磷酸核糖焦磷酸合成酶(PRS)缺乏症是一种X连锁疾病,是一个表型连续体,包括三种以前认为临床特征不同的疾病:阿茨综合征、夏科-马里-图思神经病变X型5(CMTX5)和X连锁非综合征性感音神经性听力损失(DFNX1)。在受影响的男性中,PRS缺乏症的表型谱范围从严重的先天性重度感音神经性听力损失、智力残疾、运动发育迟缓以及进行性眼科病变(视网膜营养不良和视神经萎缩)到正常认知能力以及相对较晚出现的、较为轻微的表现,如轻度感音神经性听力损失、周围神经病变和步态共济失调。杂合子女性在PRS缺乏症谱中可能表现出孤立的和/或较轻的症状。迄今为止,已报道40个患有PRS缺乏症的家庭。

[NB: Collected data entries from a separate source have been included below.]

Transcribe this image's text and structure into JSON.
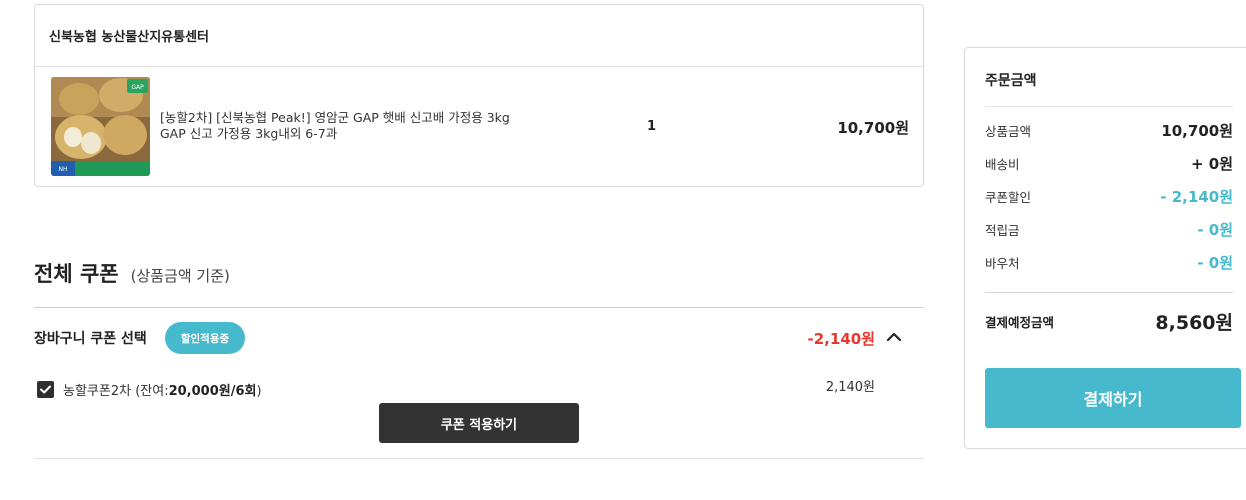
{
  "seller": {
    "name": "신북농협 농산물산지유통센터"
  },
  "product": {
    "name_line1": "[농할2차] [신북농협 Peak!] 영암군 GAP 햇배 신고배 가정용 3kg",
    "name_line2": "GAP 신고 가정용 3kg내외 6-7과",
    "quantity": "1",
    "price": "10,700원",
    "thumb_label": "신고배"
  },
  "coupon": {
    "title": "전체 쿠폰",
    "subtitle": "(상품금액 기준)",
    "cart_label": "장바구니 쿠폰 선택",
    "badge": "할인적용중",
    "discount": "-2,140원",
    "item_name": "농할쿠폰2차",
    "item_balance_prefix": "(잔여:",
    "item_balance": "20,000원/6회",
    "item_balance_suffix": ")",
    "item_amount": "2,140원",
    "item_checked": true,
    "apply_label": "쿠폰 적용하기"
  },
  "summary": {
    "title": "주문금액",
    "rows": [
      {
        "label": "상품금액",
        "value": "10,700원"
      },
      {
        "label": "배송비",
        "value": "+ 0원"
      },
      {
        "label": "쿠폰할인",
        "value": "- 2,140원"
      },
      {
        "label": "적립금",
        "value": "- 0원"
      },
      {
        "label": "바우처",
        "value": "- 0원"
      }
    ],
    "total_label": "결제예정금액",
    "total_value": "8,560원",
    "pay_label": "결제하기"
  },
  "colors": {
    "accent": "#46b9cc",
    "discount_red": "#e8382e",
    "dark_button": "#333333"
  }
}
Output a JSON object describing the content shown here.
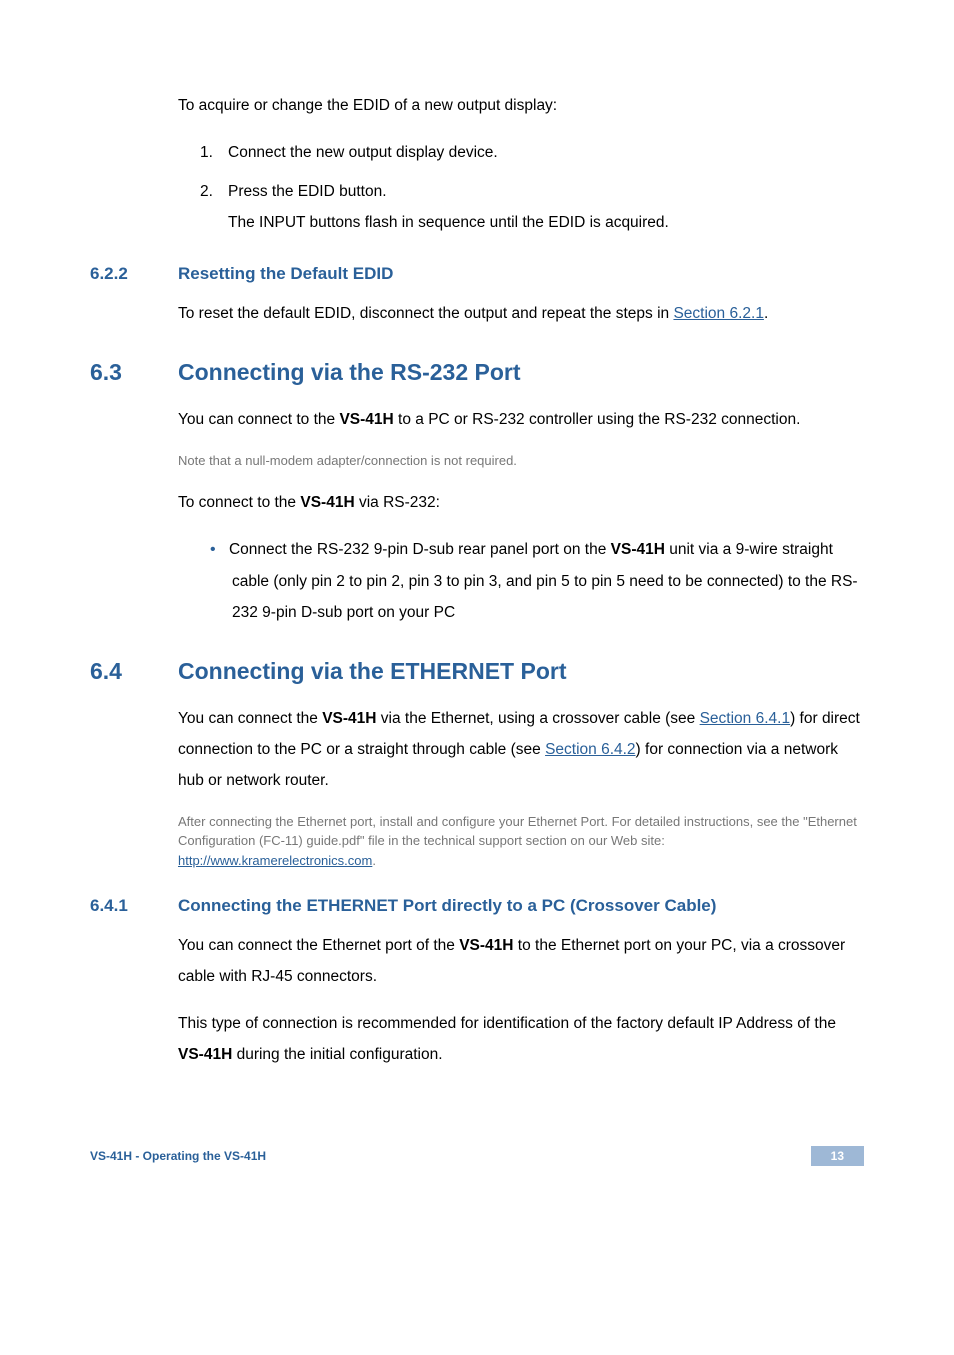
{
  "intro": "To acquire or change the EDID of a new output display:",
  "ol1_num": "1.",
  "ol1_text": "Connect the new output display device.",
  "ol2_num": "2.",
  "ol2_text": "Press the EDID button.",
  "ol2_sub": "The INPUT buttons flash in sequence until the EDID is acquired.",
  "s622_num": "6.2.2",
  "s622_title": "Resetting the Default EDID",
  "s622_body_pre": "To reset the default EDID, disconnect the output and repeat the steps in ",
  "s622_link": "Section 6.2.1",
  "s622_body_post": ".",
  "s63_num": "6.3",
  "s63_title": "Connecting via the RS-232 Port",
  "s63_p1_pre": "You can connect to the ",
  "s63_p1_bold": "VS-41H",
  "s63_p1_post": " to a PC or RS-232 controller using the RS-232 connection.",
  "s63_note": "Note that a null-modem adapter/connection is not required.",
  "s63_p2_pre": "To connect to the ",
  "s63_p2_bold": "VS-41H",
  "s63_p2_post": " via RS-232:",
  "s63_bullet_pre": "Connect the RS-232 9-pin D-sub rear panel port on the ",
  "s63_bullet_bold": "VS-41H",
  "s63_bullet_post": " unit via a 9-wire straight cable (only pin 2 to pin 2, pin 3 to pin 3, and pin 5 to pin 5 need to be connected) to the RS-232 9-pin D-sub port on your PC",
  "s64_num": "6.4",
  "s64_title": "Connecting via the ETHERNET Port",
  "s64_p1_pre": "You can connect the ",
  "s64_p1_bold": "VS-41H",
  "s64_p1_mid1": " via the Ethernet, using a crossover cable (see ",
  "s64_link1": "Section 6.4.1",
  "s64_p1_mid2": ") for direct connection to the PC or a straight through cable (see ",
  "s64_link2": "Section 6.4.2",
  "s64_p1_post": ") for connection via a network hub or network router.",
  "s64_note_pre": "After connecting the Ethernet port, install and configure your Ethernet Port. For detailed instructions, see the \"Ethernet Configuration (FC-11) guide.pdf\" file in the technical support section on our Web site: ",
  "s64_note_link": "http://www.kramerelectronics.com",
  "s64_note_post": ".",
  "s641_num": "6.4.1",
  "s641_title": "Connecting the ETHERNET Port directly to a PC (Crossover Cable)",
  "s641_p1_pre": "You can connect the Ethernet port of the ",
  "s641_p1_bold": "VS-41H",
  "s641_p1_post": " to the Ethernet port on your PC, via a crossover cable with RJ-45 connectors.",
  "s641_p2_pre": "This type of connection is recommended for identification of the factory default IP Address of the ",
  "s641_p2_bold": "VS-41H",
  "s641_p2_post": " during the initial configuration.",
  "footer_left": "VS-41H - Operating the VS-41H",
  "footer_right": "13"
}
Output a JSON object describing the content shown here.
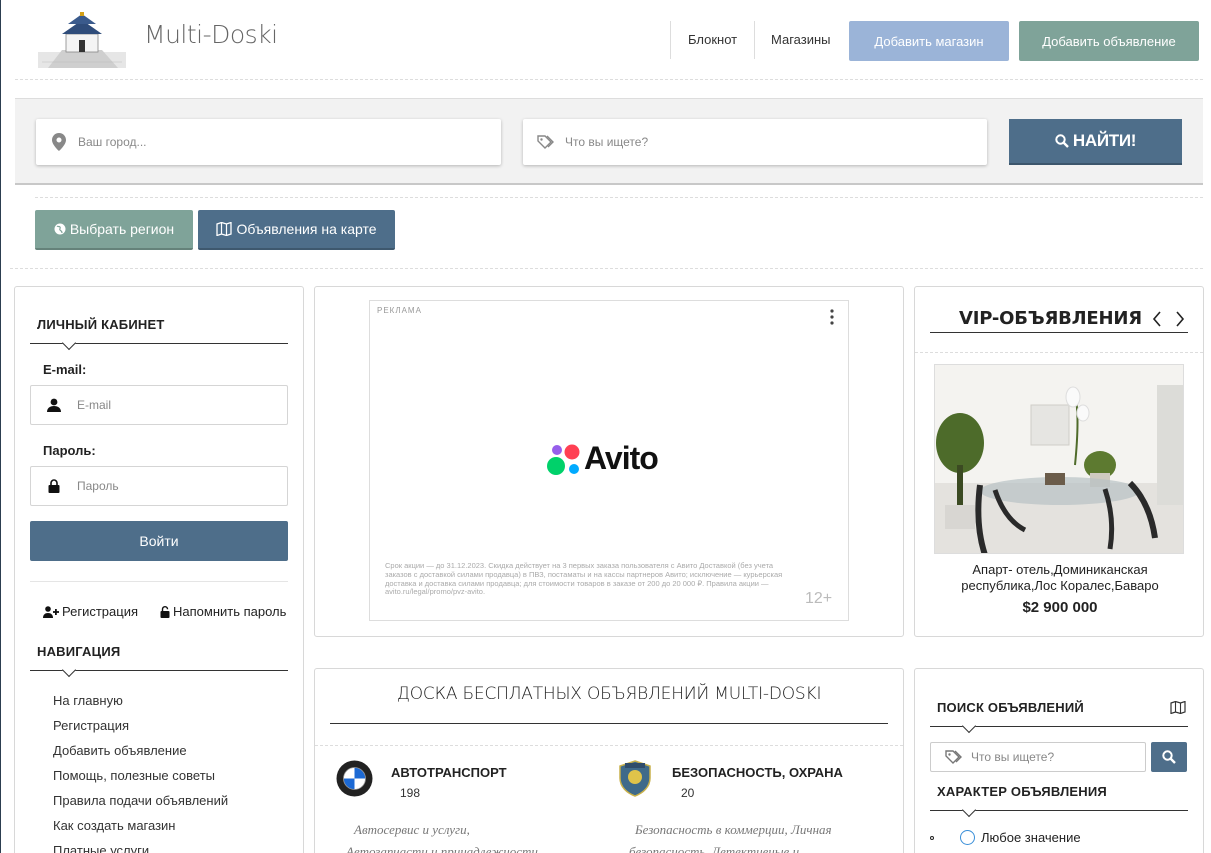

诊断/检测:在男性先证者中,通过分子遗传学检测发现有提示性发现且存在半合子致病变异,即可确立PRS缺乏症的诊断。在女性先证者中,通过分子遗传学检测发现有提示性发现且存在杂合子致病变异,通常可确立PRS缺乏症的诊断。

管理

PRS缺乏症无法治愈。旨在改善生活质量、最大化功能并减少并发症的支持性护理可包括由神经学、物理医学与康复学、物理治疗、职业治疗、听力学、耳鼻喉科、眼科和低视力服务、教育以及医学遗传学方面的专家提供的多学科护理。监测现有症状、个体对支持性护理的反应以及新症状的出现需要定期与主治专家进行随访。

遗传咨询

PRS缺乏症以X连锁方式遗传。如果先证者的母亲有一个致病变异,每次怀孕传递该变异的几率为50%;如果先证者的父亲有一个致病变异,他将把它传递给所有女儿,而不传递给任何儿子。继承致病变异的男性将会受到影响。继承致病变异的女性将是杂合子,并且将无症状或表现出PRS缺乏症的症状,这些症状通常是孤立的和/或比具有相同致病变异的半合子男性的症状更轻。X染色体失活的比例在预测继承致病变异的女性的临床结果时增加了一个额外变量。一旦在受影响的家庭成员中鉴定出致病变异,就可以对有风险的女性亲属进行杂合子检测以及进行产前和植入前基因检测。